These ten prints feature subjects that captivated Lyonel Feininger throughout his career: ships at sea or moored in harbor, architecture, people, and ghosts, all rendered in an off-kilter style. The distorted portrayals recall his artistic beginnings as a caricaturist. They also attest to a sophisticated experimentation with form. Feininger restructured space in a Cubist manner, combining multiple perspectives in the same composition and embracing the flattening and planar tendencies of the woodcut medium.
Feininger based these woodcuts, which count among his first experiments in the medium, on quick sketches he termed “nature notes.” He made many of these sketches in summer 1918 while vacationing in the Harz Mountains, far away from wartime Berlin.

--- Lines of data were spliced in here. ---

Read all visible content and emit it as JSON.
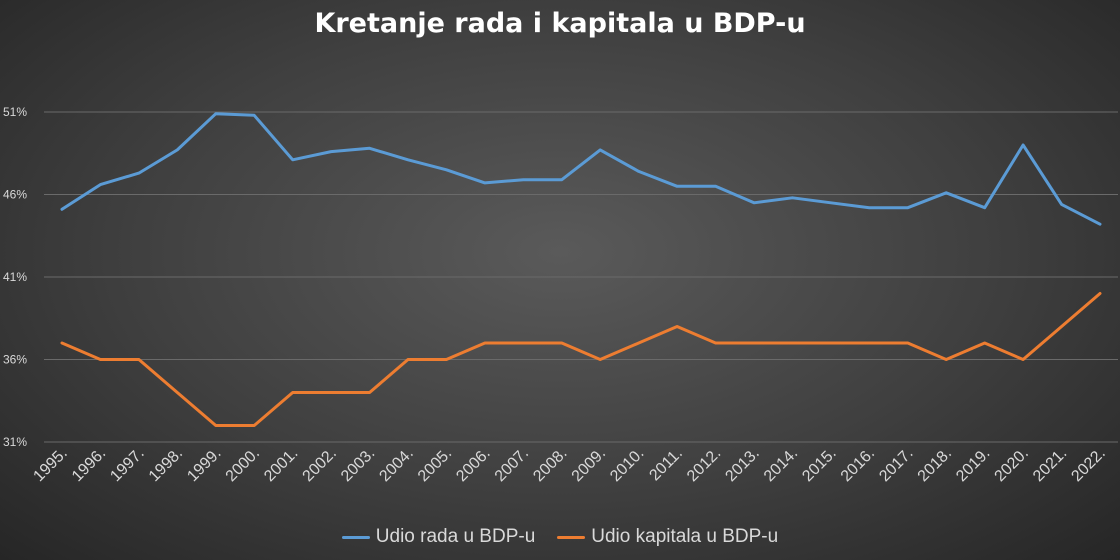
{
  "chart_data": {
    "type": "line",
    "title": "Kretanje rada i kapitala u BDP-u",
    "xlabel": "",
    "ylabel": "",
    "categories": [
      "1995.",
      "1996.",
      "1997.",
      "1998.",
      "1999.",
      "2000.",
      "2001.",
      "2002.",
      "2003.",
      "2004.",
      "2005.",
      "2006.",
      "2007.",
      "2008.",
      "2009.",
      "2010.",
      "2011.",
      "2012.",
      "2013.",
      "2014.",
      "2015.",
      "2016.",
      "2017.",
      "2018.",
      "2019.",
      "2020.",
      "2021.",
      "2022."
    ],
    "ylim": [
      31,
      51
    ],
    "yticks": [
      31,
      36,
      41,
      46,
      51
    ],
    "ytick_suffix": "%",
    "grid": true,
    "legend_position": "bottom",
    "series": [
      {
        "name": "Udio rada u BDP-u",
        "color": "#5b9bd5",
        "values": [
          45.1,
          46.6,
          47.3,
          48.7,
          50.9,
          50.8,
          48.1,
          48.6,
          48.8,
          48.1,
          47.5,
          46.7,
          46.9,
          46.9,
          48.7,
          47.4,
          46.5,
          46.5,
          45.5,
          45.8,
          45.5,
          45.2,
          45.2,
          46.1,
          45.2,
          49.0,
          45.4,
          44.2
        ]
      },
      {
        "name": "Udio kapitala u BDP-u",
        "color": "#ed7d31",
        "values": [
          37.0,
          36.0,
          36.0,
          34.0,
          32.0,
          32.0,
          34.0,
          34.0,
          34.0,
          36.0,
          36.0,
          37.0,
          37.0,
          37.0,
          36.0,
          37.0,
          38.0,
          37.0,
          37.0,
          37.0,
          37.0,
          37.0,
          37.0,
          36.0,
          37.0,
          36.0,
          38.0,
          40.0
        ]
      }
    ]
  }
}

In 1937, American-born Feininger left Germany, where he had lived for fifty years, in the face of growing persecution by the Nazis. The Buchholz Gallery in New York, run by Curt Valentin, was instrumental in helping him reestablish himself stateside. In 1941, the gallery published this portfolio of selected early woodcuts, all printed from the original woodblocks, which Feininger had saved. The prints still resonated deeply with the artist, who only rarely made new woodcuts after returning to America.
Publication excerpt from Heather Hess, German Expressionist Digital Archive Project, German Expressionism: Works from the Collection. 2011.